From covalent to noncovalent 14-3-3 modulator, unintentionally

The seven members of the 14-3-3 family act as “hub proteins” that bind to other proteins, bringing them together or affecting their subcellular localization. Some of the client proteins, such as estrogen receptor alpha (ERα), are associated with diseases such as cancer, and stabilizing the interaction with 14-3-3 could thus be useful therapeutically. The idea is that a small “molecular glue” could bind at the interface between 14-3-3 and a client protein, enhancing the interaction. We’ve written here, here, and here about successful examples, both covalent and noncovalent. An open-access paper in ACS Med. Chem. Lett. earlier this year by Richard Doveston and colleagues at University of Leiscester starts with a similar strategy, but ends up somewhere else entirely.
 
The researchers had previously found that WR-1065, the active metabolite of the approved drug amifostine, can covalently bind to C38 of 14-3-3σ. (This is the same cysteine residue that had been targeted by Michelle Arkin and coworkers in 2019 using tethering.) Disulfide bond formation between WR-1065 and 14-3-3σ enhances the affinity of ERα for 14-3-3σ by a modest 2.8-fold.
 
In the new paper, the Doveston group made a small set of analogs in which the thiol was replaced by other warheads. Compound 7, containing an acrylamide, improved the affinity of ERα for 14-3-3σ by nearly two orders of magnitude, from 206 to 2.8 nM. But surprisingly, mass spectrometry revealed no covalent modification. Indeed, compound 7 was also active at low micromolar concentrations against the C38A mutant form of 14-3-3σ, while WR-1065 was inactive.

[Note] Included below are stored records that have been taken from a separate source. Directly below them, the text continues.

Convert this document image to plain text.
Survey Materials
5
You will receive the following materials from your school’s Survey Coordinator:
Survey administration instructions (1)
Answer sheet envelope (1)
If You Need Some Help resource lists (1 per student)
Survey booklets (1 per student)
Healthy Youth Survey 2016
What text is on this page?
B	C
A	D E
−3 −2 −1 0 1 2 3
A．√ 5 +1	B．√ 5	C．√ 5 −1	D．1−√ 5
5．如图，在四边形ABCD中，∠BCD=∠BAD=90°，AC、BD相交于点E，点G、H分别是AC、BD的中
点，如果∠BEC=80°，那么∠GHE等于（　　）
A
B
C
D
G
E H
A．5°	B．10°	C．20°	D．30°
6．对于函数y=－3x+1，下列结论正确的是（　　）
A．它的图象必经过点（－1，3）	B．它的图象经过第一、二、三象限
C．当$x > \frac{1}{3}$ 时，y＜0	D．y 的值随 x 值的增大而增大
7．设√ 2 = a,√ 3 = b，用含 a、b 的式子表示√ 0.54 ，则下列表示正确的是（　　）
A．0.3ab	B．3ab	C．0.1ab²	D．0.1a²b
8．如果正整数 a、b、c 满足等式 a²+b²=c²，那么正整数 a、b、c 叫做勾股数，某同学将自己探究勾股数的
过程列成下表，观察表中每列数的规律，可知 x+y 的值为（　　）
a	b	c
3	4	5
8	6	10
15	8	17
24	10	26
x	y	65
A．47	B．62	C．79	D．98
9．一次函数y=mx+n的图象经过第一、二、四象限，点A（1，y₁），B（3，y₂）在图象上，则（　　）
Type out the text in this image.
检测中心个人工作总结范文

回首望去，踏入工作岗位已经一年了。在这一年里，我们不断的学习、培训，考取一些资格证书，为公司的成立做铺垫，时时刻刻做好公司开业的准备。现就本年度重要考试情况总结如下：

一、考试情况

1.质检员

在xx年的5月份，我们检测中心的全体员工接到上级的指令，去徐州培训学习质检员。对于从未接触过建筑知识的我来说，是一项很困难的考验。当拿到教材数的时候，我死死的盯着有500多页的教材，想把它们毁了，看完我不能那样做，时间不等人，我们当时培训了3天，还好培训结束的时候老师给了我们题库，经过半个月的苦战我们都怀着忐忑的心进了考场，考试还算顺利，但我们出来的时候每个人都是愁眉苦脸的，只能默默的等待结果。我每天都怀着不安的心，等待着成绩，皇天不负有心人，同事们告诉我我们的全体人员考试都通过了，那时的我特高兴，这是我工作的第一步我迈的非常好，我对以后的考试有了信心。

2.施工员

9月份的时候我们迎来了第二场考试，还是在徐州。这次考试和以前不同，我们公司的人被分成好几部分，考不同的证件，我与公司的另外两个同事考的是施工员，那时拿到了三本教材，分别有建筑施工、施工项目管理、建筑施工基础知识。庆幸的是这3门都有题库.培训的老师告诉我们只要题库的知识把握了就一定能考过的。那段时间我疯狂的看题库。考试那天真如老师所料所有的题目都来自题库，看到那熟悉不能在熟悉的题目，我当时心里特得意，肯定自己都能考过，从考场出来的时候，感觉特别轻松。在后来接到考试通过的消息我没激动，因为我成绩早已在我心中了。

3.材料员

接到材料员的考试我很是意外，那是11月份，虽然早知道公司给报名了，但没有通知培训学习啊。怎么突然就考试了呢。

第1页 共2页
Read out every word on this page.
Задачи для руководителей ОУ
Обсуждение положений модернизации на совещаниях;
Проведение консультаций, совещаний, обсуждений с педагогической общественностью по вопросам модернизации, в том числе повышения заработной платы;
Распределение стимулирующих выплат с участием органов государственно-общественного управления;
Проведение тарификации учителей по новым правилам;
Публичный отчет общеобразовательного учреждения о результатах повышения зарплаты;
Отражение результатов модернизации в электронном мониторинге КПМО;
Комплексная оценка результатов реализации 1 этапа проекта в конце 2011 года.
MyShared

An examination of the structure-activity relationships (SAR) revealed that the acrylamide was essential; reducing the double bond abolished activity, while replacing the amide nitrogen with an oxygen made it significantly less active. Removing the primary amine or replacing it with a hydroxyl or carboxylic acid was also not tolerated.
 
If compound 7 does not bind covalently to C38, how does it work? Surprisingly, the molecule does not even bind at the interface between 14-3-3σ and ERα. Indeed, it shows additivity with a well-characterized molecular glue (fusicoccin A) known to bind at the interface. Where exactly compound 7 does bind is uncertain. A series of biophysical experiments suggests that it may stabilize the dimeric form of 14-3-3σ, though the mechanism remains to be determined.
 
This paper is a useful reminder that, as the authors conclude, “even rational design approaches can lead to unexpected outcomes.” Sometimes a warhead does not behave as one.